Los gobiernos tienen deberes que cumplir; también la prensa. Entre sus responsabilidades sociales, como prolongación del hogar y la escuela, la de educar es una de las más nobles. Cuatro miembros de la Academia Nacional de Geografía -Horacio Ávila, René Fortunato, Héctor Pena y Susana Ruiz Cerruti-, en la flamante obra inter académica Educación y Valores han madurado una definición que va más allá del campo minado de nuestra educación pública, a juzgar por las constancias recientes del rendimiento de nuestros chicos en pruebas internacionales. Dicen: «Educar es proveer de una formación adecuada para desarrollar la capacidad intelectual, moral y afectiva de una persona de acuerdo con la cultura y las normas de convivencia de la sociedad de su tiempo». He ahí una gran misión para la prensa. Menos periodismo de escándalo trivial, cuyo caudal descerebra, y más periodismo sustantivo y pedagógico que supla carencias elementales en la educación popular.

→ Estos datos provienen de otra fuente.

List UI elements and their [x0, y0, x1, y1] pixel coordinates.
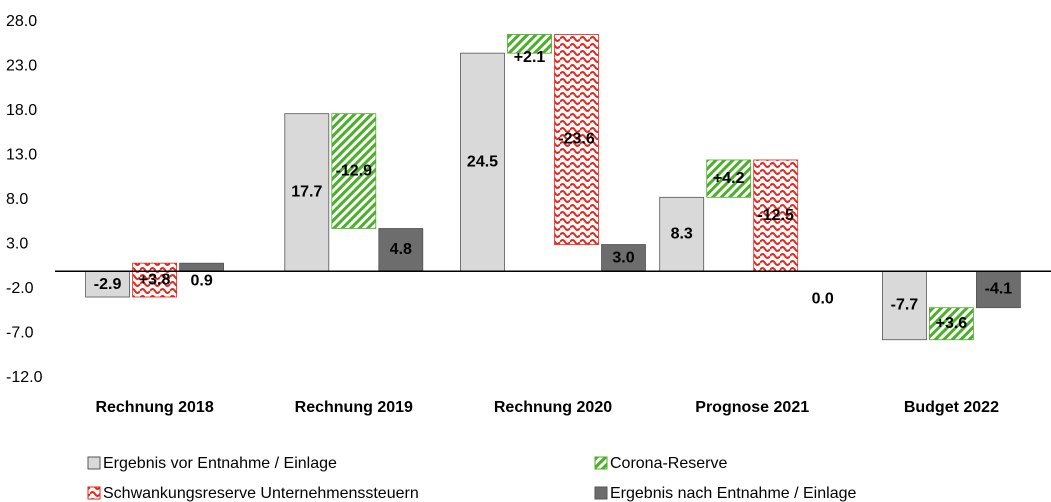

Prescindamos de anglicismos manoseados, como fake news y lawfare; están sirviendo para barridos y para fregados. El exceso de muletillas ensucia las letras y la conversación; reduce la originalidad e infunde daños endogámicos. Valgámonos en este confín del mundo de la lengua que define nuestra cultura y la vincula, en lo esencial de la especie, con cientos de millones de congéneres. La lengua de Cervantes, la lengua del 25 de Mayo y del 9 de Julio, la lengua de Borges y de nuestras alegrías y pesares colectivos, tiene esplendor expresivo irrenunciable para los argentinos. Aprovechemos su riqueza y distribuyámosla, como parte de la misión periodística, en el fomento más fértil de la igualdad, que es la educación
Ranga Yogeshwar, físico indio, divulgador científico afincado en Alemania, ha denunciado, lejos de saber que podría demudar aquí a quienes imputan lo contrario, que «los medios se han vuelto populistas». Se ha fundado, con alguna exageración, en que los medios tienden a medir ahora las audiencias por algoritmos y rinden pleitesía matemática a Mercurio, dios de los números.

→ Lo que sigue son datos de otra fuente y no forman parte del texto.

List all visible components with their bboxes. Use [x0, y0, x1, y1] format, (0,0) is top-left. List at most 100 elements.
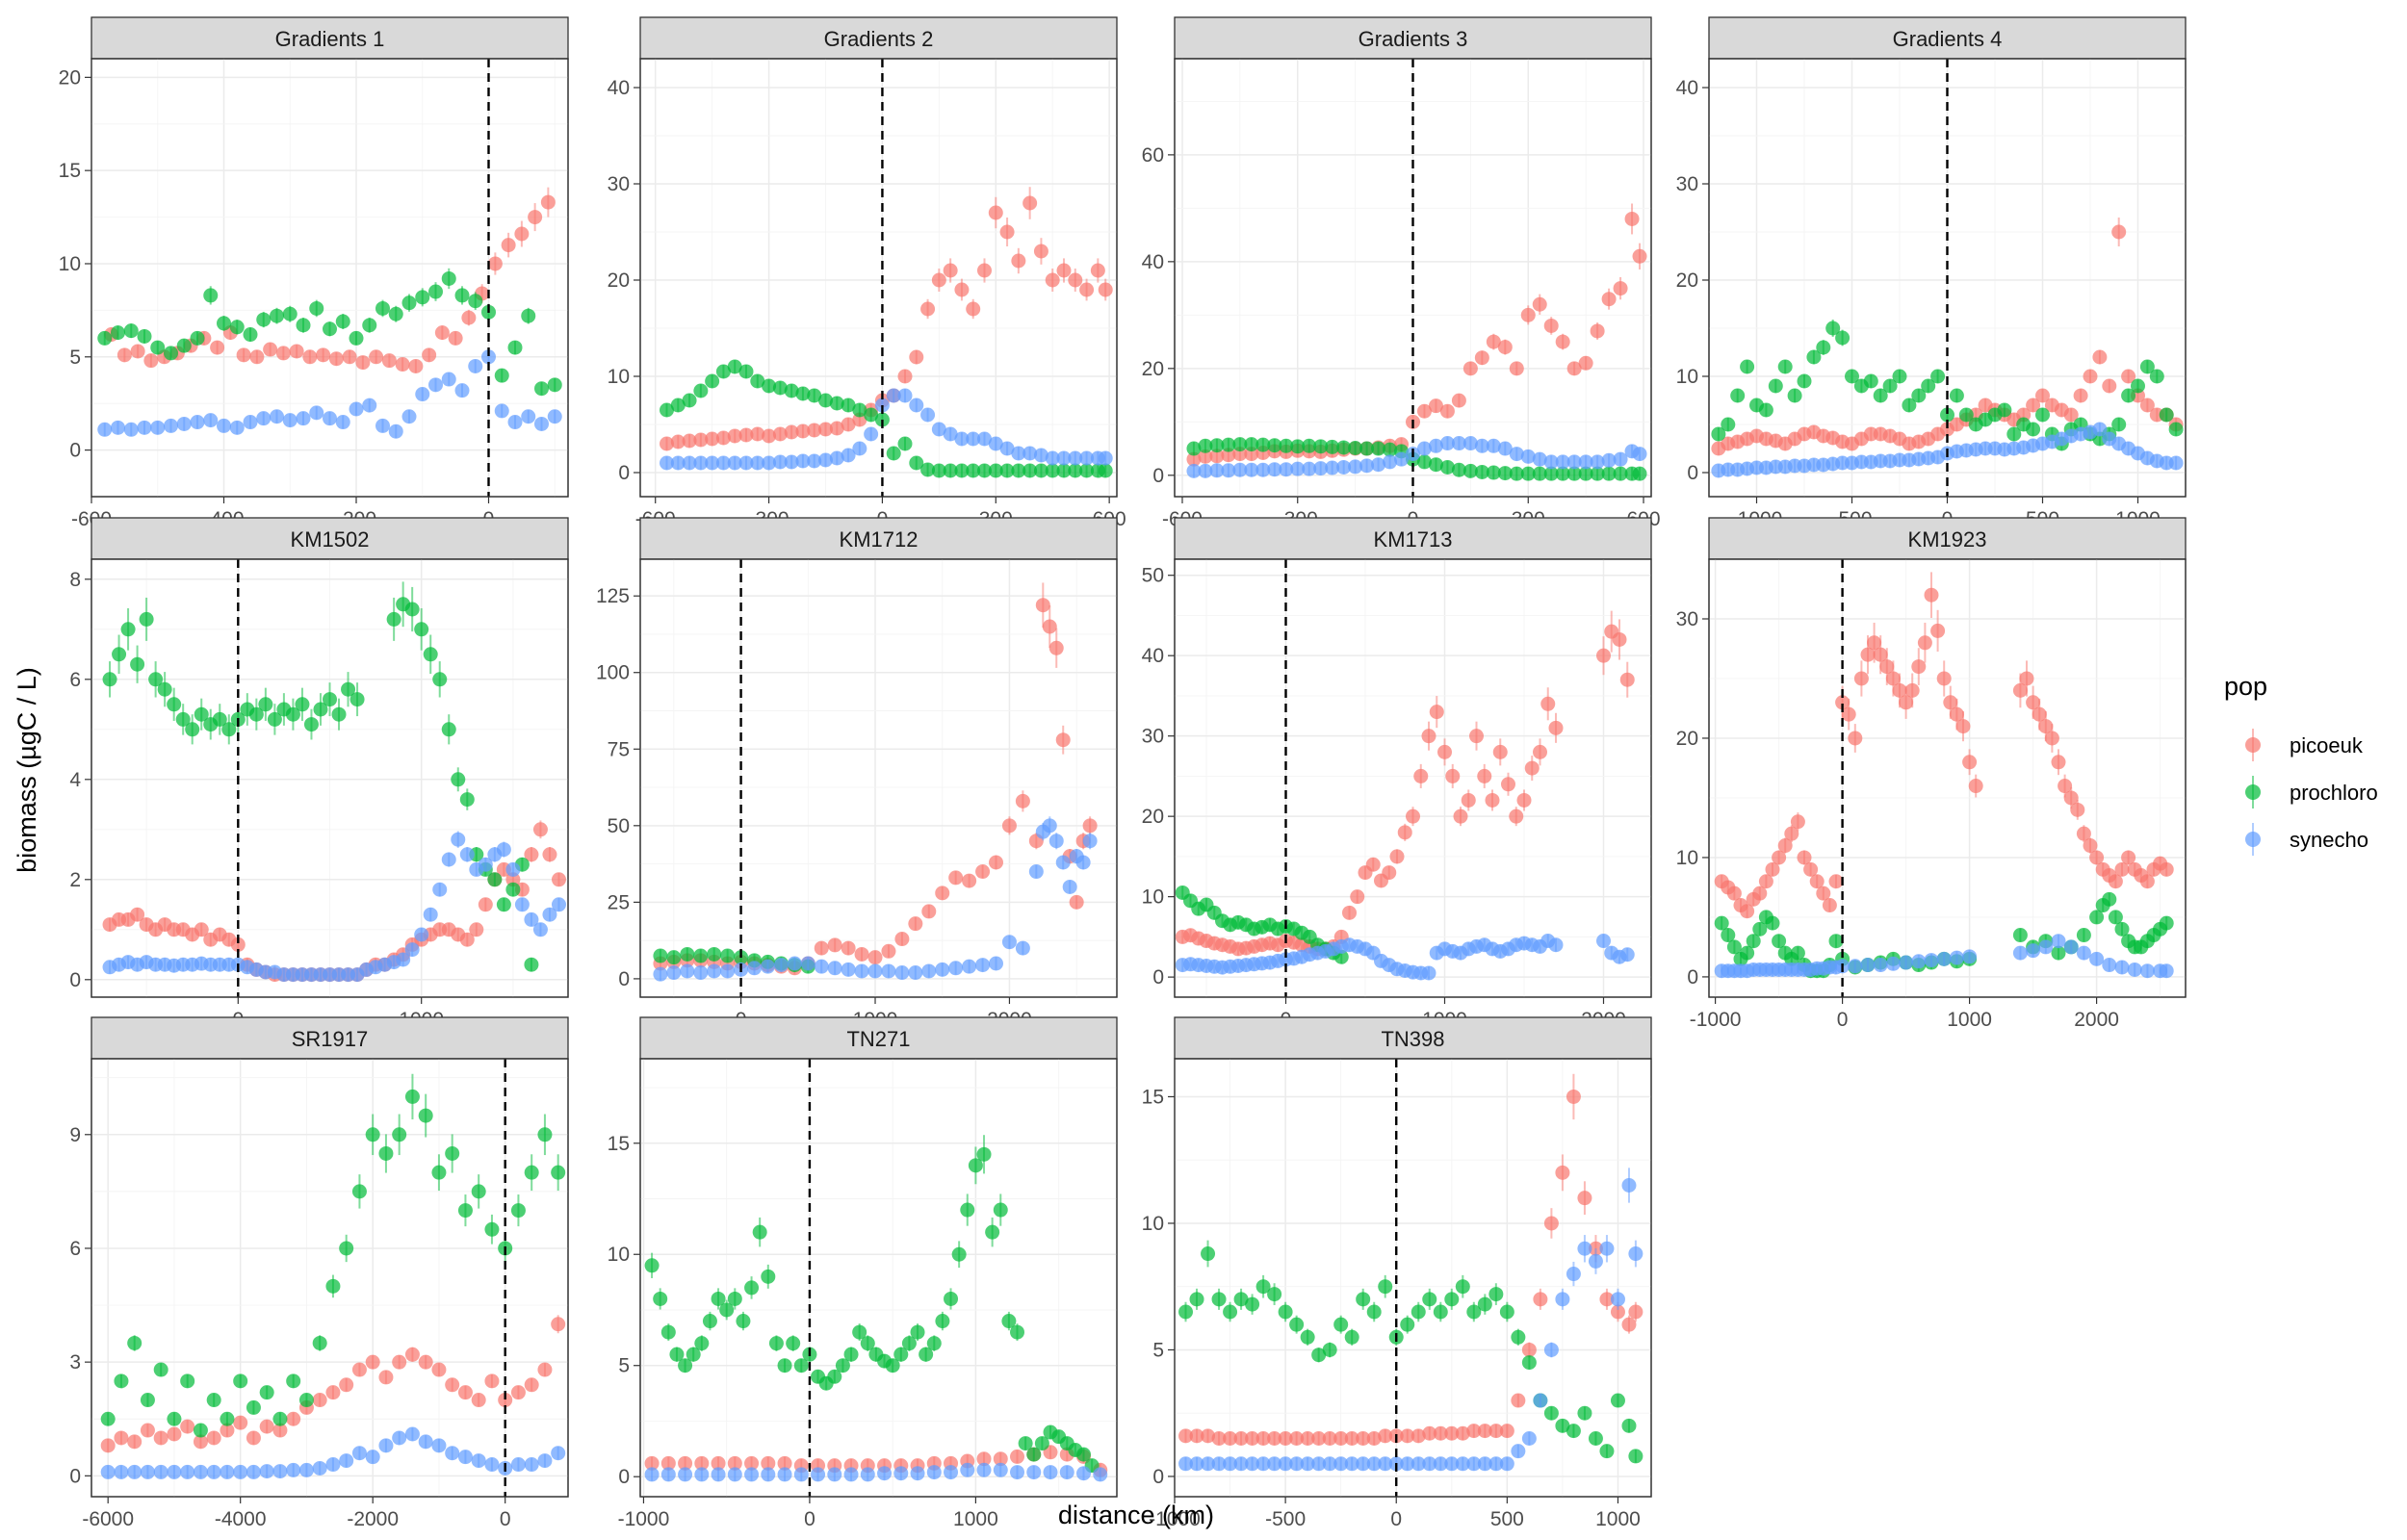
data-point — [1090, 263, 1105, 278]
data-point — [203, 413, 219, 428]
data-point — [2035, 407, 2050, 423]
data-point — [471, 1184, 486, 1199]
data-point — [1469, 729, 1484, 744]
data-point — [1221, 437, 1236, 452]
data-point — [1949, 706, 1964, 722]
data-point — [2012, 682, 2028, 698]
data-point — [1371, 457, 1386, 473]
data-point — [1726, 939, 1742, 955]
data-point — [678, 1467, 693, 1482]
data-point — [948, 961, 964, 976]
data-point — [1543, 1405, 1559, 1421]
data-point — [1043, 1465, 1058, 1480]
data-point — [1344, 1431, 1359, 1447]
data-point — [542, 907, 557, 922]
data-point — [1322, 1342, 1337, 1357]
data-point — [854, 946, 869, 962]
data-point — [316, 347, 331, 363]
data-point — [1555, 454, 1570, 470]
data-point — [707, 946, 722, 962]
facet-strip — [1708, 517, 2187, 560]
data-point — [233, 1415, 248, 1430]
data-point — [921, 963, 937, 979]
data-point — [272, 1411, 288, 1426]
data-point — [1056, 450, 1072, 466]
data-point — [908, 916, 923, 932]
data-point — [854, 963, 869, 979]
data-point — [270, 409, 284, 424]
data-point — [962, 959, 977, 974]
data-point — [1520, 466, 1536, 481]
series-picoeuk — [100, 1315, 566, 1453]
data-point — [408, 358, 424, 373]
data-point — [309, 300, 324, 316]
data-point — [2108, 910, 2123, 925]
data-point — [143, 353, 159, 369]
data-point — [954, 431, 970, 447]
data-point — [2089, 850, 2105, 865]
data-point — [1400, 1456, 1415, 1472]
data-point — [1968, 779, 1983, 794]
data-point — [1411, 1456, 1426, 1472]
data-point — [1899, 955, 1914, 970]
data-point — [325, 1278, 341, 1294]
data-point — [454, 383, 470, 398]
data-point — [852, 1324, 867, 1340]
facet-strip — [91, 16, 569, 60]
data-point — [1371, 441, 1386, 456]
data-point — [1532, 466, 1547, 481]
y-tick-label: 50 — [1142, 565, 1164, 587]
y-tick-label: 15 — [59, 160, 81, 182]
data-point — [1322, 1431, 1337, 1447]
x-tick-label: -2000 — [347, 1508, 399, 1530]
data-point — [1566, 1424, 1581, 1439]
data-point — [365, 1450, 380, 1465]
y-tick-label: 125 — [596, 585, 630, 607]
data-point — [1765, 915, 1780, 931]
data-point — [1056, 263, 1072, 278]
data-point — [750, 426, 765, 442]
data-point — [1911, 659, 1927, 675]
data-point — [1433, 1425, 1448, 1441]
data-point — [298, 1462, 314, 1477]
data-point — [1211, 1431, 1227, 1447]
data-point — [540, 194, 556, 210]
data-point — [542, 847, 557, 862]
data-point — [233, 1373, 248, 1389]
data-point — [230, 937, 246, 952]
panel-border — [639, 1058, 1118, 1498]
data-point — [694, 1336, 710, 1351]
data-point — [1366, 1456, 1382, 1472]
data-point — [944, 1465, 959, 1480]
y-tick-label: 10 — [1142, 886, 1164, 909]
x-tick-label: -6000 — [82, 1508, 134, 1530]
data-point — [1042, 818, 1057, 834]
data-point — [267, 711, 282, 727]
panel-border — [1174, 558, 1652, 998]
data-point — [814, 959, 829, 974]
data-point — [1873, 388, 1888, 403]
data-point — [1621, 1317, 1637, 1332]
data-point — [2006, 426, 2022, 442]
data-point — [1059, 1465, 1074, 1480]
data-point — [1930, 369, 1946, 384]
data-point — [1511, 1444, 1526, 1459]
data-point — [2083, 838, 2098, 854]
data-point — [715, 455, 731, 471]
data-point — [1555, 1418, 1570, 1433]
data-point — [897, 436, 913, 451]
data-point — [1079, 463, 1095, 478]
y-tick-label: 10 — [1676, 847, 1698, 869]
series-prochloro — [1175, 885, 1349, 964]
data-point — [212, 711, 227, 727]
y-tick-label: 20 — [1676, 270, 1698, 292]
x-tick-label: -1000 — [1690, 1009, 1742, 1031]
data-point — [894, 965, 910, 981]
data-point — [864, 407, 879, 423]
data-point — [448, 330, 463, 346]
facet-panel: KM15020100002468 — [69, 517, 569, 1031]
data-point — [1461, 792, 1476, 808]
data-point — [738, 455, 754, 471]
data-point — [977, 463, 992, 478]
axes: -6000 -4000 -2000 0 0 3 6 9 — [69, 1124, 510, 1530]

Yogenshwar es más ajeno que nosotros a realidades apremiantes de la revolución en marcha en las comunicaciones. Los medios no actúan en el terreno intangible de las abstracciones. Ya son 640 millones de personas en el mundo, en record histórico, las que pagan al día por las noticias que reciben, en papel o en forma digital, pero es necesario sumar a muchos otros millones de personas todavía a fin de garantizar la viabilidad económica de las empresas periodísticas para que sus más bellos proyectos salgan de la región de las quimeras.
«Ahora -ha dicho Yogeshwar- la pelea es por la atención, no por las ideas». Urge, es cierto, entre los desafíos que la tecnología y los más actualizados modelos de negocios plantean al periodismo, encontrar una nueva ecuación de equilibrio que posibilite para el porvenir la continuidad del periodismo de excelencia. O sea, el que avala por sí la confiabilidad en lo que se lee, en lo que se ve y se oye, dentro de estándares de calidad periodística.

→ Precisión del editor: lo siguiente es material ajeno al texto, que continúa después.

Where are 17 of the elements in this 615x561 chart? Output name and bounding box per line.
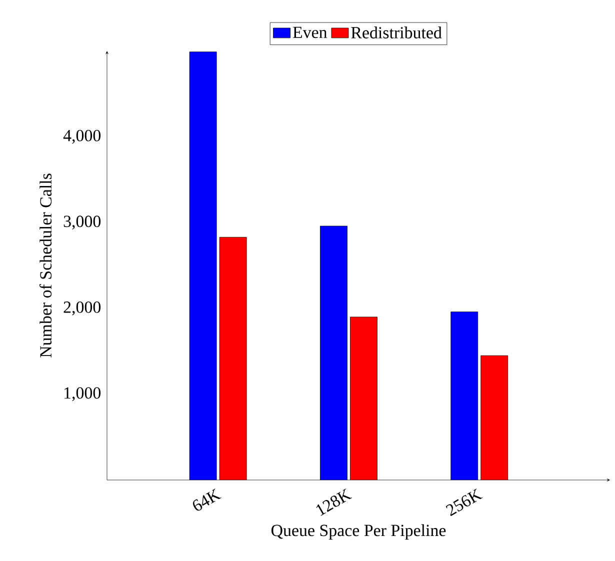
x-tick-label: 64K	[193, 488, 222, 511]
bar	[190, 52, 217, 480]
y-tick-label: 3,000	[64, 216, 101, 230]
legend-label: Redistributed	[351, 26, 442, 38]
bar	[350, 316, 378, 480]
x-tick-label: 256K	[446, 488, 483, 516]
x-tick-label: 128K	[316, 488, 352, 516]
bar	[450, 312, 478, 480]
y-tick-label: 2,000	[64, 301, 101, 316]
legend-label: Even	[292, 26, 328, 38]
y-tick-label: 4,000	[63, 130, 101, 144]
bar	[220, 237, 247, 480]
y-tick-label: 1,000	[64, 387, 101, 402]
bar	[480, 355, 508, 480]
x-axis-title: Queue Space Per Pipeline	[271, 524, 446, 540]
bar	[320, 226, 348, 480]
y-axis-title: Number of Scheduler Calls	[39, 174, 52, 358]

Habrá por lo tanto que fortalecer, como en los viejos tiempos, la armonía entre el dios de los números y Palas Athenea, diosa de la cultura y el pensamiento fecundo. Si al fin los buscadores dominantes de Internet resuelven compensar al periodismo por los derechos intelectuales de que usufructúan en inexplicable gratuidad, o si el Estado dispusiera aquí lo mismo que votó el Parlamento Europeo, algo más que una lluvia de flores caería en celebración de aquel renovado entendimiento.
Esta mañana, nada tendrá el catedrático indio de Aquisgrán para objetar. Los premios por discernirse serán en homenaje al buen periodismo y al mundo en general de las ideas.